吳越隨後將範成達找來,雖然有些無情,但他們必須商討,肖建章若有不虞,該怎麼辦?
大夫說能治,但背疽到底是個發作起來要人性命的兇症,必須做好預案。
好在肖建章早有心理準備,將左候衛梳理一遍,直接找上吳越和範成達,告知他們,事若有萬一,誰能頂上來,誰可用……
唯一的顧慮便是,那些人未必有他這麼識時務。
一朝天子一朝臣吶……
馮睿達隻第一天守在家裡,後頭直接回營裡躲清閑。
小宅子直接交給範成明處置,隻要不往後院去即可。
於是并州人發現兩道奇景,看誰都橫眉斜眼的馮睿達一改往日作風,大表同僚情誼,熱情邀請諸衛將軍到家裡喝茶聊天。
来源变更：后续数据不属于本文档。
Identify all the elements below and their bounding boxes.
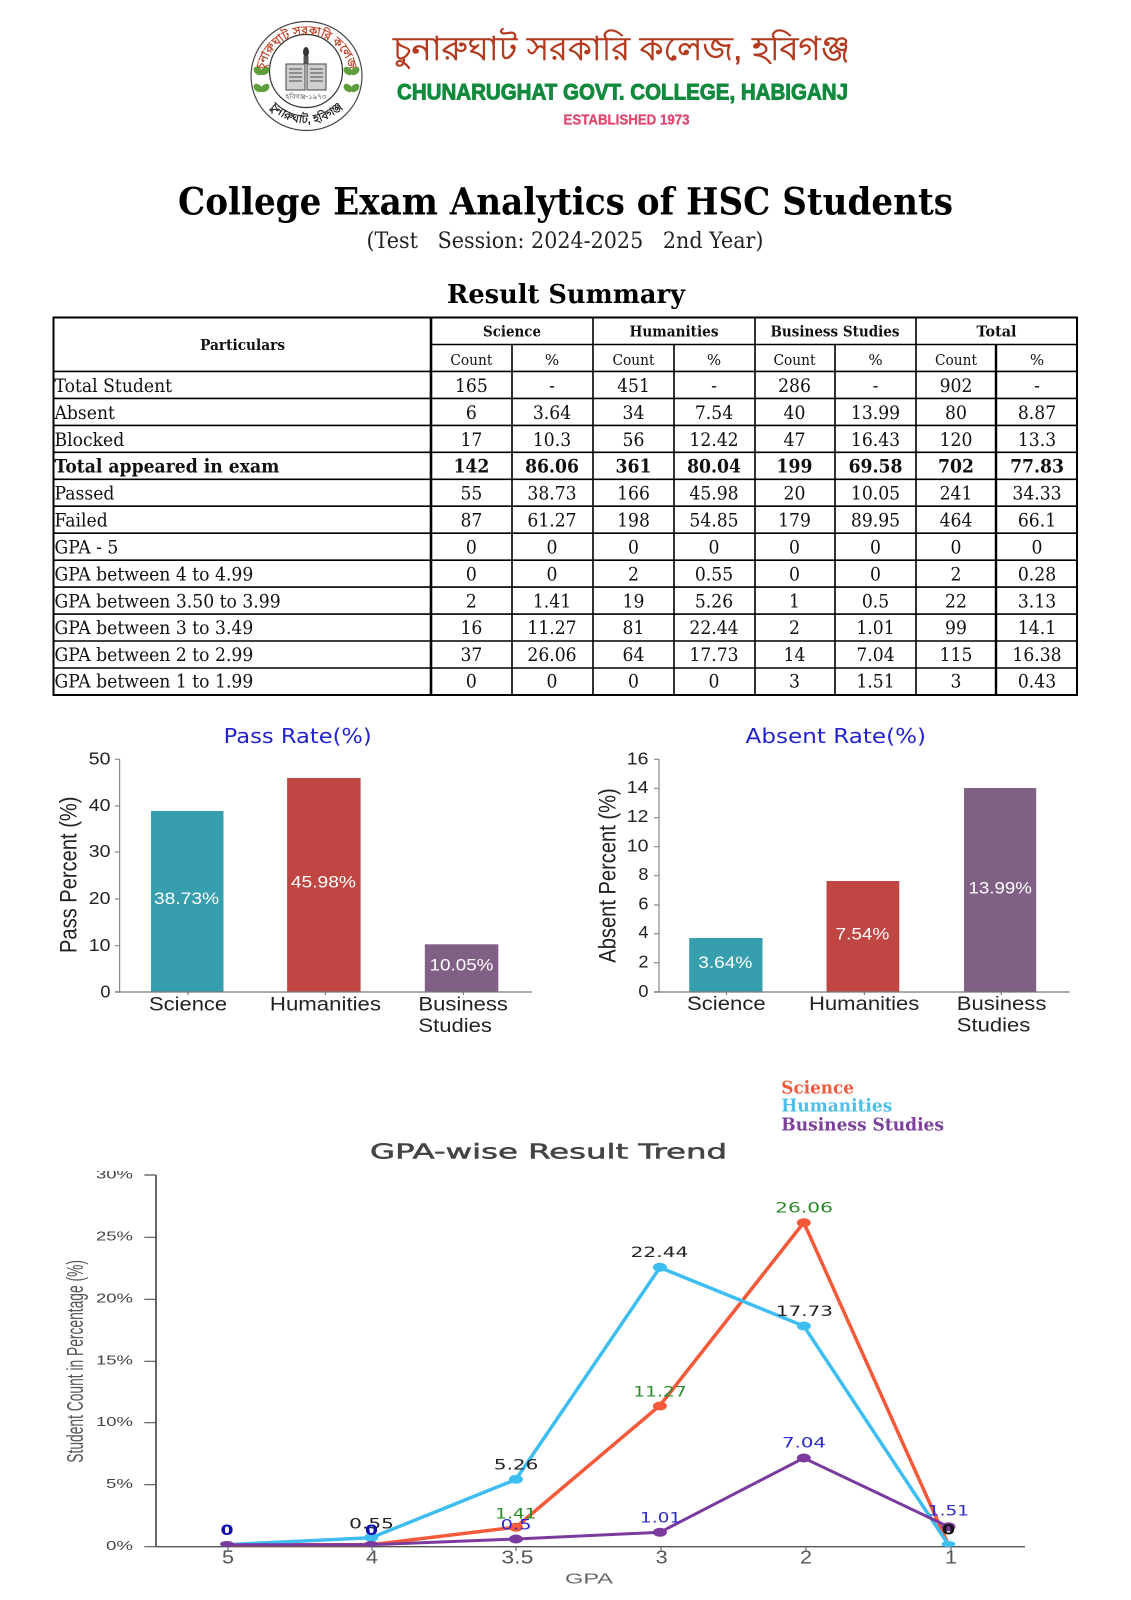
y axis [90,1160,156,1553]
row labels: Total Student [54,375,173,397]
x axis with category labels: Humanities [809,994,919,1015]
total percent column: 34.33 [1012,483,1062,505]
bar: humanities [287,778,361,992]
x axis with category labels: Studies [957,1016,1030,1037]
title: College Exam Analytics of HSC Students [178,180,953,224]
table header: Count [612,351,654,369]
science percent column: 86.06 [525,456,579,478]
x axis: 3.5 [501,1547,533,1567]
y axis: 0% [106,1538,134,1553]
total count column: 22 [945,591,967,613]
business studies count column: 179 [778,510,811,532]
business studies count column [777,375,812,693]
college logo seal: চুনারুঘাট, হবিগঞ্জ [269,102,344,126]
total count column: 0 [951,537,961,559]
science percent column: 61.27 [527,510,577,532]
humanities count column: 451 [617,375,650,397]
row labels [54,375,281,693]
total percent column: 77.83 [1010,456,1064,478]
total percent column: 0 [1032,537,1042,559]
business studies count column: 20 [784,483,805,505]
data labels: 1.41 [495,1506,537,1522]
y axis ticks: 16 [627,749,648,768]
business studies count column: 3 [789,671,800,693]
bar: business studies [425,944,498,992]
total count column: 3 [951,671,961,693]
humanities count column: 198 [617,510,650,532]
humanities percent column: 45.98 [689,483,739,505]
bar chart: pass rate [56,724,532,1037]
y axis: 5% [106,1476,134,1491]
business studies count column: 199 [777,456,812,478]
row labels: GPA between 1 to 1.99 [54,671,253,693]
data labels: 26.06 [775,1201,833,1217]
humanities percent column: 17.73 [689,644,739,666]
y axis ticks: 20 [89,888,110,908]
bar: business studies: 13.99% [968,878,1032,897]
bar: science: 3.64% [698,953,752,972]
bar: humanities [827,881,899,992]
data labels: 0.5 [501,1517,532,1533]
bar: business studies [964,788,1036,992]
business studies count column: 1 [789,591,800,613]
table header: Humanities [630,322,718,340]
data labels: 0.55 [349,1516,394,1532]
x axis with category labels [654,992,1070,1037]
bar: humanities: 7.54% [836,924,889,943]
total count column: 2 [951,564,961,586]
college name in Bengali: চুনারুঘাট সরকারি কলেজ, হবিগঞ্জ [392,28,850,69]
y axis ticks: 10 [89,935,110,955]
science count column: 0 [466,564,477,586]
business studies percent column: 13.99 [851,402,900,424]
y axis ticks: 14 [627,777,648,797]
total count column: 902 [940,375,972,397]
x axis with category labels: Science [149,995,227,1016]
humanities percent column: - [711,375,717,397]
row labels: GPA between 3 to 3.49 [54,617,253,639]
legend: Business Studies [781,1115,944,1136]
science count column [453,375,489,693]
total count column: 120 [940,429,972,451]
bar: humanities: 45.98% [291,873,356,892]
data labels: 22.44 [631,1245,689,1261]
science percent column: 0 [547,671,557,693]
total count column: 80 [945,402,967,424]
college name in English: CHUNARUGHAT GOVT. COLLEGE, HABIGANJ [397,80,848,104]
y axis: 25% [96,1229,134,1244]
science percent column: 3.64 [533,402,571,424]
table header: % [868,351,883,369]
x axis: 4 [366,1547,378,1567]
row labels: GPA between 2 to 2.99 [54,644,253,666]
humanities percent column: 0.55 [695,564,733,586]
data labels: 11.27 [633,1385,687,1401]
bar: science: 38.73% [154,889,219,908]
total percent column: 8.87 [1018,402,1056,424]
business studies percent column: 69.58 [849,456,902,478]
row labels: Absent [54,402,116,424]
humanities percent column: 5.26 [695,591,733,613]
data labels: 1.01 [640,1510,681,1526]
total percent column: - [1034,375,1040,397]
data labels: 5.26 [494,1458,538,1474]
row labels: GPA - 5 [54,537,118,559]
chart title: GPA-wise Result Trend [370,1140,727,1164]
data labels: 17.73 [776,1304,833,1320]
table header: Science [483,322,541,340]
y axis: 20% [96,1291,134,1306]
y axis: 30% [96,1167,134,1182]
y axis: 15% [96,1353,134,1368]
humanities percent column: 0 [709,537,719,559]
science count column: 165 [455,375,488,397]
x axis: GPA [565,1570,613,1587]
humanities percent column: 12.42 [689,429,739,451]
row labels: Passed [54,483,114,505]
y axis title: pass percent: Pass Percent (%) [56,796,83,953]
business studies count column: 2 [789,617,800,639]
x axis with category labels: Humanities [270,995,381,1016]
bar: science [151,811,223,992]
total percent column: 3.13 [1018,591,1056,613]
x axis: 1 [945,1547,957,1567]
section heading: result summary: Result Summary [447,279,687,310]
college logo seal [250,20,363,132]
science count column: 6 [466,402,477,424]
science count column: 142 [453,456,489,478]
total count column [938,375,974,693]
table header: Business Studies [770,322,900,340]
total percent column: 13.3 [1018,429,1056,451]
total count column: 241 [940,483,972,505]
y axis ticks: 12 [627,806,648,826]
bar chart: absent rate [594,724,1070,1037]
y axis ticks: 50 [89,748,110,768]
y axis: 10% [96,1414,134,1429]
total percent column: 14.1 [1018,617,1056,639]
table header: % [707,351,721,369]
legend: Science [781,1077,854,1098]
humanities percent column: 22.44 [689,617,739,639]
x axis: 5 [222,1547,234,1567]
row labels: GPA between 4 to 4.99 [54,564,253,586]
y axis ticks [89,748,120,1001]
business studies count column: 47 [784,429,805,451]
data labels: 1.51 [928,1504,969,1520]
data labels: 7.04 [782,1436,826,1452]
data labels: 0 [365,1523,378,1539]
business studies percent column: 7.04 [856,644,895,666]
x axis: 3 [656,1547,668,1567]
x axis with category labels [115,992,532,1037]
x axis with category labels: Science [687,994,766,1015]
table header: Count [935,351,977,369]
icon: leaves [252,65,361,94]
y axis ticks [627,749,659,1001]
series: science [227,1218,948,1545]
legend: Humanities [781,1096,892,1117]
table header: % [1030,351,1044,369]
y axis ticks: 30 [89,841,110,861]
science percent column: 10.3 [533,429,571,451]
series: humanities [227,1263,955,1547]
founding year inside seal: হবিগঞ্জ-১৯৭৩ [285,93,327,101]
business studies count column: 286 [778,375,811,397]
business studies count column: 14 [784,644,805,666]
science count column: 37 [460,644,482,666]
table header: Count [450,351,492,369]
y axis ticks: 6 [638,894,648,913]
y axis ticks: 40 [89,795,110,815]
x axis [156,1547,1025,1587]
business studies percent column: 1.51 [856,671,895,693]
business studies percent column: - [873,375,878,397]
science percent column: 26.06 [527,644,577,666]
science count column: 16 [460,617,482,639]
chart title: absent rate: Absent Rate(%) [746,724,926,748]
science percent column: 1.41 [533,591,571,613]
y axis ticks: 8 [638,864,648,884]
total count column: 99 [945,617,967,639]
science count column: 2 [466,591,477,613]
row labels: Total appeared in exam [54,456,279,478]
science percent column: 11.27 [527,617,577,639]
science percent column [525,375,579,693]
humanities count column: 34 [623,402,644,424]
college logo seal: চুনারুঘাট সরকারি কলেজ [256,26,357,68]
data labels: 0 [220,1523,234,1539]
science count column: 87 [460,510,482,532]
y axis title: absent percent: Absent Percent (%) [594,788,622,963]
row labels: Failed [54,510,108,532]
humanities count column: 166 [617,483,650,505]
table header: Count [774,351,816,369]
business studies count column: 0 [789,537,800,559]
total percent column: 0.28 [1018,564,1056,586]
humanities percent column: 54.85 [689,510,739,532]
established year: ESTABLISHED 1973 [564,112,690,128]
business studies percent column: 10.05 [851,483,900,505]
x axis with category labels: Business [957,994,1046,1015]
science count column: 17 [460,429,482,451]
humanities percent column: 7.54 [695,402,733,424]
business studies percent column: 0 [870,537,881,559]
business studies count column: 0 [789,564,800,586]
business studies percent column: 89.95 [851,510,900,532]
bar: business studies: 10.05% [429,956,493,975]
humanities percent column [687,375,741,693]
total percent column: 16.38 [1012,644,1062,666]
legend [781,1077,944,1136]
business studies percent column: 0.5 [862,591,889,613]
business studies percent column: 16.43 [851,429,900,451]
humanities count column: 56 [623,429,644,451]
science count column: 55 [460,483,482,505]
y axis ticks: 10 [627,836,648,855]
row labels: Blocked [54,429,124,451]
business studies percent column: 1.01 [856,617,895,639]
line chart: GPA-wise result trend [62,1140,1025,1587]
science percent column: 0 [547,537,557,559]
total count column: 464 [940,510,972,532]
science count column: 0 [466,537,477,559]
bar: science [689,938,762,992]
humanities count column: 361 [616,456,651,478]
x axis with category labels: Studies [418,1016,492,1037]
y axis ticks: 0 [638,981,648,1001]
humanities count column: 81 [623,617,644,639]
y axis ticks: 0 [100,981,110,1001]
total percent column [1010,375,1064,693]
y axis title: Student Count in Percentage (%) [62,1260,88,1463]
total percent column: 66.1 [1018,510,1056,532]
humanities count column [616,375,651,693]
chart title: pass rate: Pass Rate(%) [224,724,372,748]
humanities count column: 2 [628,564,639,586]
row labels: GPA between 3.50 to 3.99 [54,591,281,613]
total percent column: 0.43 [1018,671,1056,693]
series: business studies [220,1454,955,1547]
data labels [220,1201,969,1539]
humanities percent column: 0 [709,671,719,693]
table header: Total [976,322,1017,340]
humanities count column: 64 [623,644,644,666]
icon: open book with flame [286,47,326,90]
result summary table [54,318,1077,695]
table header [200,322,1044,369]
science count column: 0 [466,671,477,693]
humanities percent column: 80.04 [687,456,741,478]
subtitle: (Test Session: 2024-2025 2nd Year) [366,229,764,254]
business studies count column: 40 [784,402,805,424]
science percent column: 0 [547,564,557,586]
x axis: 2 [800,1547,812,1567]
data labels: 0 [942,1522,955,1538]
business studies percent column [849,375,902,693]
humanities count column: 0 [628,537,639,559]
table header: % [545,351,559,369]
total count column: 115 [940,644,972,666]
science percent column: - [549,375,555,397]
business studies percent column: 0 [870,564,881,586]
y axis ticks: 2 [638,952,648,971]
x axis with category labels: Business [418,995,508,1016]
humanities count column: 19 [623,591,644,613]
table header: Particulars [200,336,285,354]
total count column: 702 [938,456,974,478]
science percent column: 38.73 [527,483,577,505]
humanities count column: 0 [628,671,639,693]
y axis ticks: 4 [638,922,648,942]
其次則是諸衛將官一改往日無肉不歡的做派,各個清淡飲食,忌口頻頻。
油滑點的說是哀傷吳嶺逝世,飲食清儉。
爽快點直接說,近來服藥養身,需得忌口。
肖建章的風濕混在裡面,不顯山不露水。
小宅子裡的動靜壓根瞞不過人,并州的地頭蛇都知道,吳越請了幾個大夫,借馮睿達的地盤,幫南衙的將官們調養身體。
說是仁政邀買人心也罷,到底是揪出不少的「病號」。
除了少數幾個病症特殊的,大部分將官的病症都相類,隻要準備好幾種通用藥即可。
諸衛和大營的將官時常來府衙找吳越稟事。
而吳越大多隻有一句話,「父王如何處置?」
若吳嶺有先例,就依前例執行。
若沒有,就各個主事人商量著來。
看起來十分的民主。
南衙早知道吳越的脾性,並不奇怪。
但并州人心下大詫,吳嶺的親兒子,是這麼軟和的脾氣?
他們常來回稟,除了試探吳越的深淺,也是為了見見人,拉攏關係。
吳嶺沒了還有吳越頂上,吳越後面可沒人了。
範成達若再隔絕內外,他們才是叫天天不應叫地地不靈。
議事後眾將官不分長安、并州,聚在一起烤火烤肉烤紅薯烤麵餅。
郭承澤陡然發現,往常和他搶肉搶得最兇的南衙牲口,突然斯文許多。
吃一兩串就差不多了,全指望上紅薯和麵餅了。
範成明嘗了兩口據說正宗的草原小肥羊,點評道:「膻味小,還有淡淡的奶香,比關中的好吃。」
胳膊捅一捅段曉棠,「要不嘗點。」
段曉棠不愛吃,不是不能吃,加上這羊肉的確滋味上佳,嘗一嘗絕不會錯。
段曉棠眼睛直勾勾望向白智宸身前的小土坑,「我等著吃白將軍烤的紅薯。」
紅薯剛埋下去,四周烤肉香和麵餅一起發酵,段曉棠也扛不住。
從腰間荷包裡取出一個小瓷瓶,倒出一枚指尖大小烏黑藥丸,放進嘴裡慢慢咀嚼。